Ha gia’ scritto la critica letteraria Maria Franco : ‘’ne scaturiscono pagine intense su come la violenza subita dai genitori generi in un figlio una violenza distruttiva per sé e per gli altri e si sublimi, nell’altro, in una musica che «era l’urlo di dolore dei sofferenti. Lo partorivano il vissuto, le cicatrici che non s’erano rimarginate, gli umori, le sensazioni di una sera e quelle incrostate dal tempo, da doverci convivere per sempre. Era voglia di libertà dalle gabbie dell’esistenza. Era anima in cerca di sfogo, d’appagamento. Era anima che liberava il tormento, l’irrazionalità inconfessabile, i pensieri più nascosti.»

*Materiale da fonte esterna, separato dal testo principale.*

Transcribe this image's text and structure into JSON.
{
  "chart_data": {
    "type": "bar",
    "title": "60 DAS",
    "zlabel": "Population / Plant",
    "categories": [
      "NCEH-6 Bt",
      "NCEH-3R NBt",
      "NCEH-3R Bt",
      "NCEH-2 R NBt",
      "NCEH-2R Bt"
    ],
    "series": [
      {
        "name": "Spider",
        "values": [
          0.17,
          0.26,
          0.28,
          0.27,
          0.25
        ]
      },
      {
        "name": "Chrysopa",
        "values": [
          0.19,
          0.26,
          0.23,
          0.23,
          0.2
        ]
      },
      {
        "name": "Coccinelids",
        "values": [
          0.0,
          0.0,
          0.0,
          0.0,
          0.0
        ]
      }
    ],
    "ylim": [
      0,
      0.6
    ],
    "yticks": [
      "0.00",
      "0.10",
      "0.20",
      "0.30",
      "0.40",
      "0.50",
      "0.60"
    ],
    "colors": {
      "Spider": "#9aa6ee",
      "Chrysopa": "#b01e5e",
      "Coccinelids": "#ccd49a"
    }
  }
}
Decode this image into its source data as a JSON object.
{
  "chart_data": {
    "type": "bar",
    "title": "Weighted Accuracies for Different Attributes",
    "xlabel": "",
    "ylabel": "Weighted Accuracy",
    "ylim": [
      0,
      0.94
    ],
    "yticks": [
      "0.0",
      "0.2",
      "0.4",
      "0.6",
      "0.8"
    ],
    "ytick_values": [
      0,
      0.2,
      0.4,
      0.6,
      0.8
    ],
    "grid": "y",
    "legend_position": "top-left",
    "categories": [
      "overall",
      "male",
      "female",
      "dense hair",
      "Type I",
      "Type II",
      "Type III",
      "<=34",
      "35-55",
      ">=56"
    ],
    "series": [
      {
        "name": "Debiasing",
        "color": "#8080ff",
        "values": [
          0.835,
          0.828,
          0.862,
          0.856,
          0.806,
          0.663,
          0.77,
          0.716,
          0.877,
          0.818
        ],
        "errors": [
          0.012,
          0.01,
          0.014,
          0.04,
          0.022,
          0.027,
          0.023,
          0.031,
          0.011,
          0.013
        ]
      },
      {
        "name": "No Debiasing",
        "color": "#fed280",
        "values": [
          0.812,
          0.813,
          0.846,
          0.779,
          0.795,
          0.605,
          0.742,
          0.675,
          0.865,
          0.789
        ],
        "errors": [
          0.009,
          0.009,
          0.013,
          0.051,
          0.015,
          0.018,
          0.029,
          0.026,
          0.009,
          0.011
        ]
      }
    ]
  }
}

Di plastica incisività – come nelle più forti immagini del miglior Scorsese e’ stato detto non a caso se solo si pensa ad esempio ad alcune scene di Gangs of New York – la ricostruzione della lotta per il predominio territoriale, a base di pizzo, estorsioni, usura, tra siciliani e napoletani, tra “mafia” e “camorra”, in luoghi già infiltrati da Mano Nera, «Assassini, una banda di assassini. Il nome l’hanno preso dagli anarchici, quelli scappati qua in seguito ai Fasci siciliani. All’inizio c’era confusione tra anarchici e malandrini. Confusione... erano allo stesso tempo anarchici e malandrini.»
Eccezionale la ricostruzione, oltre che della vita nelle carceri e nei manicomi, della presenza degli anarchici italiani in America, con cui Tony viene a contatto frequentando la scuola: «E s’era presto accorto dell’ambiente politicizzato, con molti che ce l’avevano con l’America e con il mondo. Erano anarchici. E invogliavano all’anarchia. Dopo la lezione di lingua, invitavano a seguire i loro ragionamenti, in italiano. Coinvolgevano parecchi. S’accostò anche Tony, sebbene non avesse idea di cosa fossero gli anarchici, che predicassero, che chiedessero. (…) Ognuno secondo le proprie capacità e le proprie necessità. E sempre «né Dio, né stato, né servo, né padrone» infilavano – erano le parole che Andrea Salsedo e Mario Buda più consumavano. Tony non ci metteva lingua, non era sicuro di pensarla uguale, se fosse anarchico o solo animato dall’intento di soddisfare la rabbia contro l’America che troppo s’era abusata. Importava fino a un certo punto però. Se quelle idee tornavano utili per saziarsi di vendetta, viva l’anarchia, se la abbracciava, se la teneva stretta e cara. Sì, l’America a pretenderlo sovversivo. L’avrebbe accontentata. »
Straordinaria, come al solito, la lingua. Le parole sembrano emergere come incise su marmo per solidità ma nello stesso tempo, vi scorre dentro il sangue della vita, con le sue passioni e i suoi dolori. In questa narrazione epica e struggente Mimmo Gangemi ci fa rivivere, con il coraggio dei grandi maestri, il senso d’estraneita’ e una nostalgia divorante, la speranza di piegare il destino e il sogno del ritorno, in una nazione che va rapidamente cambiando pelle.
*MIMMO GANGEMI, Il popolo di mezzo, Piemme, pp. 425, 18,90 euro.